Breakfast and lunch places are even harder to keep afloat. It all depends on the type, location, population, saturation in the market and so on. A great place will succeed if you work hard, have a great following and great food. I just learned that 4 of my favorite restaurants in San Diego, all which had been open for over 20 years, are all closed due to the economy and what they had to do to stay open was simply not happening.
It's a risk, but sometimes, risks were meant to be taken. Good luck!
The restaurant was called The Laurie EL named after its original owners.
Best of luck.
Restaurants are the business startups most likely to fail. They involve a large investment up front, and generally offer a fairly slow rate of return - especially breakfast. They also require a high level of dedication and personal involvement. Restaurant owners typically put in 10-12 hour days (or longer) 7days per week. You will probably have to be open on days when you know you aren't going to make money so that people will come back on the days you will. When starting up you are likely to be the cook, wait staff, cashier, manager, and bookkeeper; even when you have staff. You will also have to familiarize yourself with health codes and employment laws if you arent' already aware of these.

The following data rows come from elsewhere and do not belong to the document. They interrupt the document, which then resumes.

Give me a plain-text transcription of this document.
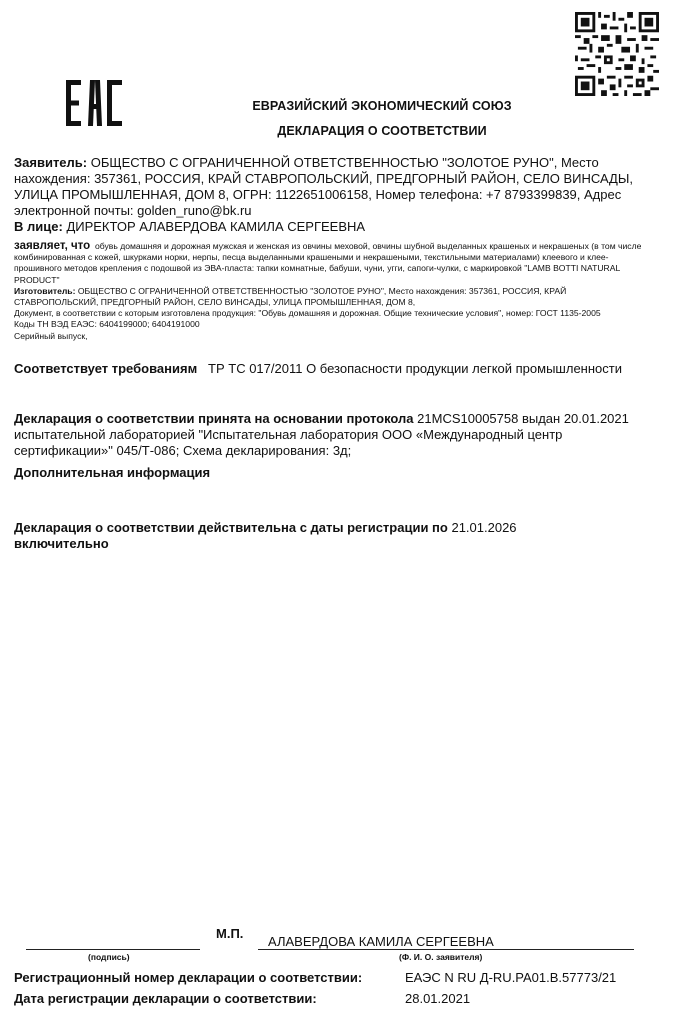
ЕВРАЗИЙСКИЙ ЭКОНОМИЧЕСКИЙ СОЮЗ
ДЕКЛАРАЦИЯ О СООТВЕТСТВИИ
Заявитель: ОБЩЕСТВО С ОГРАНИЧЕННОЙ ОТВЕТСТВЕННОСТЬЮ "ЗОЛОТОЕ РУНО", Место нахождения: 357361, РОССИЯ, КРАЙ СТАВРОПОЛЬСКИЙ, ПРЕДГОРНЫЙ РАЙОН, СЕЛО ВИНСАДЫ, УЛИЦА ПРОМЫШЛЕННАЯ, ДОМ 8, ОГРН: 1122651006158, Номер телефона: +7 8793399839, Адрес электронной почты: golden_runo@bk.ru
В лице: ДИРЕКТОР АЛАВЕРДОВА КАМИЛА СЕРГЕЕВНА
заявляет, что обувь домашняя и дорожная мужская и женская из овчины меховой, овчины шубной выделанных крашеных и некрашеных (в том числе комбинированная с кожей, шкурками норки, нерпы, песца выделанными крашеными и некрашеными, текстильными материалами) клеевого и клее- прошивного методов крепления с подошвой из ЭВА-пласта: тапки комнатные, бабуши, чуни, угги, сапоги-чулки, с маркировкой "LAMB BOTTI NATURAL PRODUCT"
Изготовитель: ОБЩЕСТВО С ОГРАНИЧЕННОЙ ОТВЕТСТВЕННОСТЬЮ "ЗОЛОТОЕ РУНО", Место нахождения: 357361, РОССИЯ, КРАЙ СТАВРОПОЛЬСКИЙ, ПРЕДГОРНЫЙ РАЙОН, СЕЛО ВИНСАДЫ, УЛИЦА ПРОМЫШЛЕННАЯ, ДОМ 8,
Документ, в соответствии с которым изготовлена продукция: "Обувь домашняя и дорожная. Общие технические условия", номер: ГОСТ 1135-2005
Коды ТН ВЭД ЕАЭС: 6404199000; 6404191000
Серийный выпуск,
Соответствует требованиям ТР ТС 017/2011 О безопасности продукции легкой промышленности
Декларация о соответствии принята на основании протокола 21MCS10005758 выдан 20.01.2021 испытательной лабораторией "Испытательная лаборатория ООО «Международный центр сертификации»" 045/Т-086; Схема декларирования: 3д;
Дополнительная информация
Декларация о соответствии действительна с даты регистрации по 21.01.2026
включительно
М.П.
АЛАВЕРДОВА КАМИЛА СЕРГЕЕВНА
(подпись)	(Ф. И. О. заявителя)
Регистрационный номер декларации о соответствии:	ЕАЭС N RU Д-RU.PA01.B.57773/21
Дата регистрации декларации о соответствии:	28.01.2021
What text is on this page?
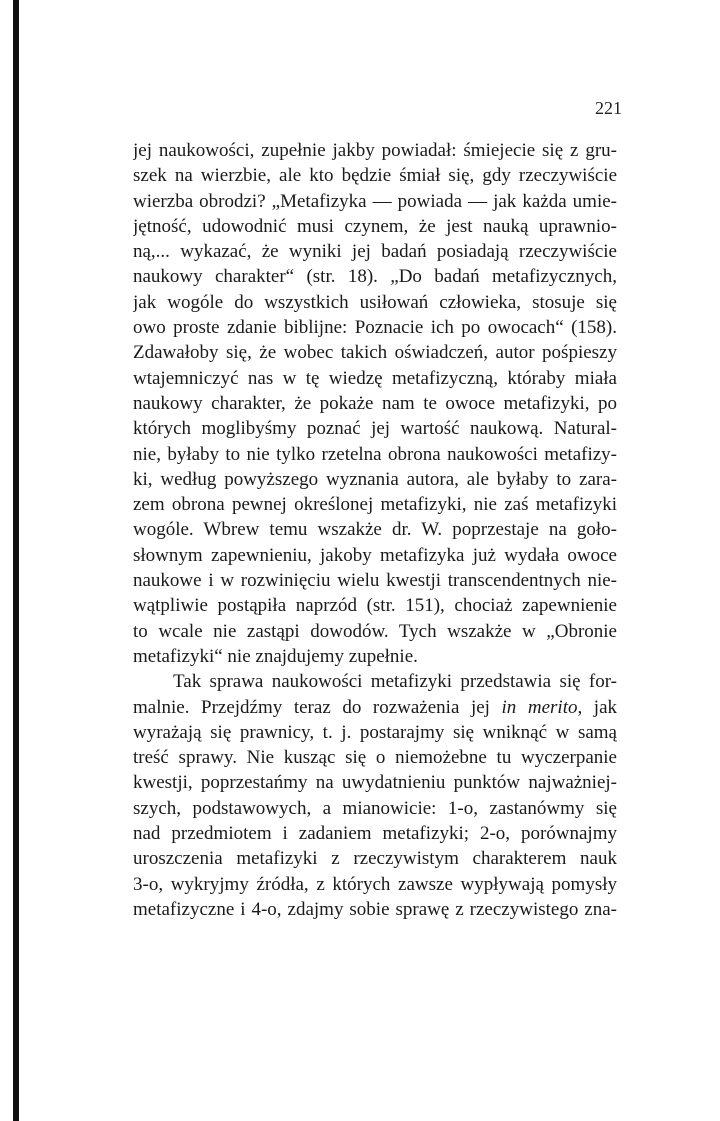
221
jej naukowości, zupełnie jakby powiadał: śmiejecie się z gru-
szek na wierzbie, ale kto będzie śmiał się, gdy rzeczywiście
wierzba obrodzi? „Metafizyka — powiada — jak każda umie-
jętność, udowodnić musi czynem, że jest nauką uprawnio-
ną,... wykazać, że wyniki jej badań posiadają rzeczywiście
naukowy charakter“ (str. 18). „Do badań metafizycznych,
jak wogóle do wszystkich usiłowań człowieka, stosuje się
owo proste zdanie biblijne: Poznacie ich po owocach“ (158).
Zdawałoby się, że wobec takich oświadczeń, autor pośpieszy
wtajemniczyć nas w tę wiedzę metafizyczną, któraby miała
naukowy charakter, że pokaże nam te owoce metafizyki, po
których moglibyśmy poznać jej wartość naukową. Natural-
nie, byłaby to nie tylko rzetelna obrona naukowości metafizy-
ki, według powyższego wyznania autora, ale byłaby to zara-
zem obrona pewnej określonej metafizyki, nie zaś metafizyki
wogóle. Wbrew temu wszakże dr. W. poprzestaje na goło-
słownym zapewnieniu, jakoby metafizyka już wydała owoce
naukowe i w rozwinięciu wielu kwestji transcendentnych nie-
wątpliwie postąpiła naprzód (str. 151), chociaż zapewnienie
to wcale nie zastąpi dowodów. Tych wszakże w „Obronie
metafizyki“ nie znajdujemy zupełnie.
Tak sprawa naukowości metafizyki przedstawia się for-
malnie. Przejdźmy teraz do rozważenia jej in merito, jak
wyrażają się prawnicy, t. j. postarajmy się wniknąć w samą
treść sprawy. Nie kusząc się o niemożebne tu wyczerpanie
kwestji, poprzestańmy na uwydatnieniu punktów najważniej-
szych, podstawowych, a mianowicie: 1-o, zastanówmy się
nad przedmiotem i zadaniem metafizyki; 2-o, porównajmy
uroszczenia metafizyki z rzeczywistym charakterem nauk
3-o, wykryjmy źródła, z których zawsze wypływają pomysły
metafizyczne i 4-o, zdajmy sobie sprawę z rzeczywistego zna-
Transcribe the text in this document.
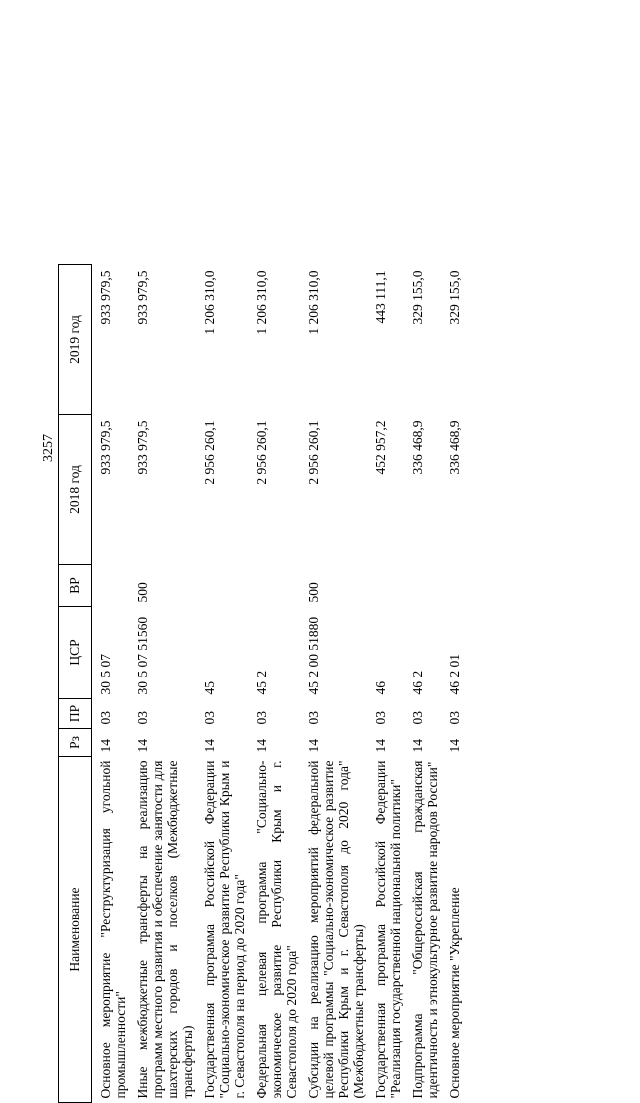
3257
Наименование	Рз	ПР	ЦСР	ВР	2018 год	2019 год
Основное мероприятие "Реструктуризация угольной промышленности"	14	03	30 5 07		933 979,5	933 979,5
Иные межбюджетные трансферты на реализацию программ местного развития и обеспечение занятости для шахтерских городов и поселков (Межбюджетные трансферты)	14	03	30 5 07 51560	500	933 979,5	933 979,5
Государственная программа Российской Федерации "Социально-экономическое развитие Республики Крым и г. Севастополя на период до 2020 года"	14	03	45		2 956 260,1	1 206 310,0
Федеральная целевая программа "Социально-экономическое развитие Республики Крым и г. Севастополя до 2020 года"	14	03	45 2		2 956 260,1	1 206 310,0
Субсидии на реализацию мероприятий федеральной целевой программы "Социально-экономическое развитие Республики Крым и г. Севастополя до 2020 года" (Межбюджетные трансферты)	14	03	45 2 00 51880	500	2 956 260,1	1 206 310,0
Государственная программа Российской Федерации "Реализация государственной национальной политики"	14	03	46		452 957,2	443 111,1
Подпрограмма "Общероссийская гражданская идентичность и этнокультурное развитие народов России"	14	03	46 2		336 468,9	329 155,0
Основное мероприятие "Укрепление	14	03	46 2 01		336 468,9	329 155,0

That having been said, obviously there are many restaurants that are very successful due to the dedication of the owners - particularly in having a good business plan. The state of Michigan and the county health departments will have lots of helpful, free or low cost support for you. You should also look for someone to help you write a business plan - and if you don't know what one is, find someone with a solid background. There may also be funding available for you through different government programs for small business owners.
In short, you can make money in this line of work, just be sure you do you homework.